What I keep noticing in the students I’ve worked with for over a decade is that newer generations don’t seem to have this problem in the same way. I find that they:
Ask for what they want without building a lengthy justification for why they deserve it first
Hold limits with a matter-of-factness that took most of us decades to find
Don’t shrink to make others comfortable
I don’t think this makes them difficult or entitled (at all). I think they looked at the rules we played by, saw how well those rules worked for us, and decided not to bother. The generations coming up behind us are doing it with more self-possession- like the permission we spent decades waiting for was never required in the first place- and I find that genuinely moving. My goal, working alongside, teaching and mentoring them, is to make sure they see themselves life-size sooner than I ever did- before the world has a chance to talk them out of it.

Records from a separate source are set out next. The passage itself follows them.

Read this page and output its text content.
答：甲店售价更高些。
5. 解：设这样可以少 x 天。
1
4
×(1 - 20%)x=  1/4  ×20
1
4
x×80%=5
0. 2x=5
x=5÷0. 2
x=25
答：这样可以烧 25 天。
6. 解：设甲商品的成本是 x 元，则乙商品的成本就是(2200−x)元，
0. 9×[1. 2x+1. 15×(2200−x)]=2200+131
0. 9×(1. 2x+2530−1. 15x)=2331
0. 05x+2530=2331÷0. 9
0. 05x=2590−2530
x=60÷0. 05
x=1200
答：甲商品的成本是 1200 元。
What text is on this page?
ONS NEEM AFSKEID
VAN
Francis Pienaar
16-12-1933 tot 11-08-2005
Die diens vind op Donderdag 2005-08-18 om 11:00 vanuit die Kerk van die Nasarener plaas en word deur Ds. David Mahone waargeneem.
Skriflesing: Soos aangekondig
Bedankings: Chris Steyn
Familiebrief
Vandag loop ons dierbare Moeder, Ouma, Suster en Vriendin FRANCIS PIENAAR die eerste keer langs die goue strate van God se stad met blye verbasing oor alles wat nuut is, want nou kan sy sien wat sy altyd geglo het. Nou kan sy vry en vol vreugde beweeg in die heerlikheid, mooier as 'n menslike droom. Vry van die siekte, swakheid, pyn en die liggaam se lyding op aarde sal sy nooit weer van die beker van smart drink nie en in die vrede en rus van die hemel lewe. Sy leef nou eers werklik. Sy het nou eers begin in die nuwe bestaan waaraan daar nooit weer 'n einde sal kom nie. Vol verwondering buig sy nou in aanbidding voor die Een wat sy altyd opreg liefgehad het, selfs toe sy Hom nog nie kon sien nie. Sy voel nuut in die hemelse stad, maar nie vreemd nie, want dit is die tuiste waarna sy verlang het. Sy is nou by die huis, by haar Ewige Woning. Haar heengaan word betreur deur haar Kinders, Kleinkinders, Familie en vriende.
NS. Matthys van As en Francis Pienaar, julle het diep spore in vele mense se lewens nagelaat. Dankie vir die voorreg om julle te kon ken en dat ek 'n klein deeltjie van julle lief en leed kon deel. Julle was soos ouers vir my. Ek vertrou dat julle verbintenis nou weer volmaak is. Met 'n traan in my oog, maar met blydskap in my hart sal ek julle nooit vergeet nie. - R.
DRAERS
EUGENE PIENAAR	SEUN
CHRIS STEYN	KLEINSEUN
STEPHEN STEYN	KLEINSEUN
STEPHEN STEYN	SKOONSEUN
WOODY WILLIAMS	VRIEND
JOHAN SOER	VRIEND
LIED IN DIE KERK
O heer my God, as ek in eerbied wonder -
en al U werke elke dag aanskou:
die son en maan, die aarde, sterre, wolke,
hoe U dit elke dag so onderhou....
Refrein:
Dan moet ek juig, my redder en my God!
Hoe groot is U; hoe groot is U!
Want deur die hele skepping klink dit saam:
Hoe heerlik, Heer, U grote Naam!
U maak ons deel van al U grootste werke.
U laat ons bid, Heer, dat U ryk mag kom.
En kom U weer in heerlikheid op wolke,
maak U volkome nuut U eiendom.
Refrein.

The unlearning is slow, and unfortunately, it doesn’t dissolve because you understand it intellectually. It dissolves with practice, with people around you who refuse to let you get away with the self-diminishment, with saying “Yes” to the fireside chat even when part of you is still building the case for why you’re not quite ready.
I’m still in that process- not done, not arrived- but I will walk into that room on March 5th, and continue to try new things that terrify me.
Here’s to freedom in a framework.
Kristin-Marie
I’m honored to be speaking at an event on March 5th on the topic of “Owning What You’ve Already Built,” gracious hosted by M.M. LaFleur. Space is very limited so make sure you register (free) before they close the guest list.





Phew! This is a good one and so relatable. I am THRILLED to hear about your IRL event and cannot wait to read the recap and see all the pics. Pls sign me up for the next event because I will be 100% there!